Gaming celebrity Billy Mitchell plays the world's first perfect game of Pac-Man, scoring 3,333,360 points.
Spyro the Dragon was my first 3D platforming experience, and it was a complete departure from anything I'd seen since: it had the cutesy graphics of something along the lines of the Mario games (usually a turn-off for me in MOST cases), yet had a remarkable amount of freedom as far as movement and level progression went, as well as a somewhat cynical sense of humor about the fairy-tale world it portrayed. While only a few dragons had to be freed in order to open up the next world, travel between them was completely unmitigated, allowing the player to travel back to places they'd been much earlier in the game and finish tasks with new abilities or knowledge, something I'd seen only in a few RPGs and the Metroid/Super Metroid games.
The Academy of Interactive Arts & Sciences hosts its 1st Annual Interactive Achievement Awards, inducting Shigeru Miyamoto of Nintendo to the AIAS Hall of Fame!
Shortly after the invention of the internet, gaming help website and notorious forum-trolling grounds GameFaqs comes to life. Someone says 'GENESIS HAS NO GAMES' and oh lord it just went downhill from there.
The Playstation home console is released in North America!
Chrono Trigger did all sorts of things I didn't realize that games were allowed to do: multiple endings, branching story paths, and one of the most complex (and convoluted) storylines ever. I remember many late nights staying up, trying to figure out exactly what was happening. Paper was procured, and graphs WERE drawn. My addiction to Chrono Trigger would leave me pretty much bored with other RPGs of the time, until a certain Playstation game with a similar name came out...

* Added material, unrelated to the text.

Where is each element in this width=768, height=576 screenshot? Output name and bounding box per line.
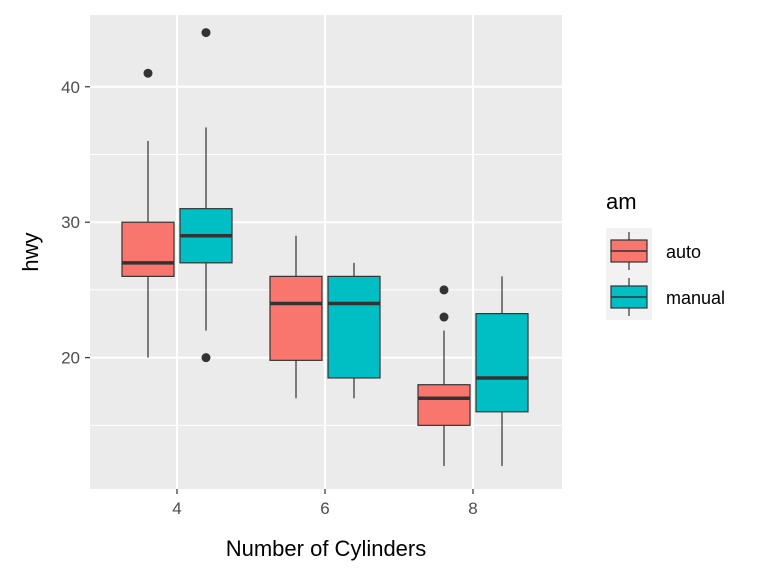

The Sonic games were my first introduction to the glorious world of 16-bit color, which really rocked my world. It also introduced me to the three main characters (Sonic, Knuckles, and Tails), all of whom played similarly, but with unique power that really changed the game. The Sonic games also introduced me to a compelling narrative and a powerful sense of morality in gaming: the entire series is told more or less without any dialogue whatsoever, yet the story, a strong environmentalist narrative, is still conveyed adequately through the animation of the various sprites and the emotions they showed.
Super Nintendo is released in North America!
Sagan plays Metroid for the first time. Multiple rooms! Ladies in armor suits! Save states! Hard bosses! Amazing music! My illusions that video games were just about Italian plumbers were shattered.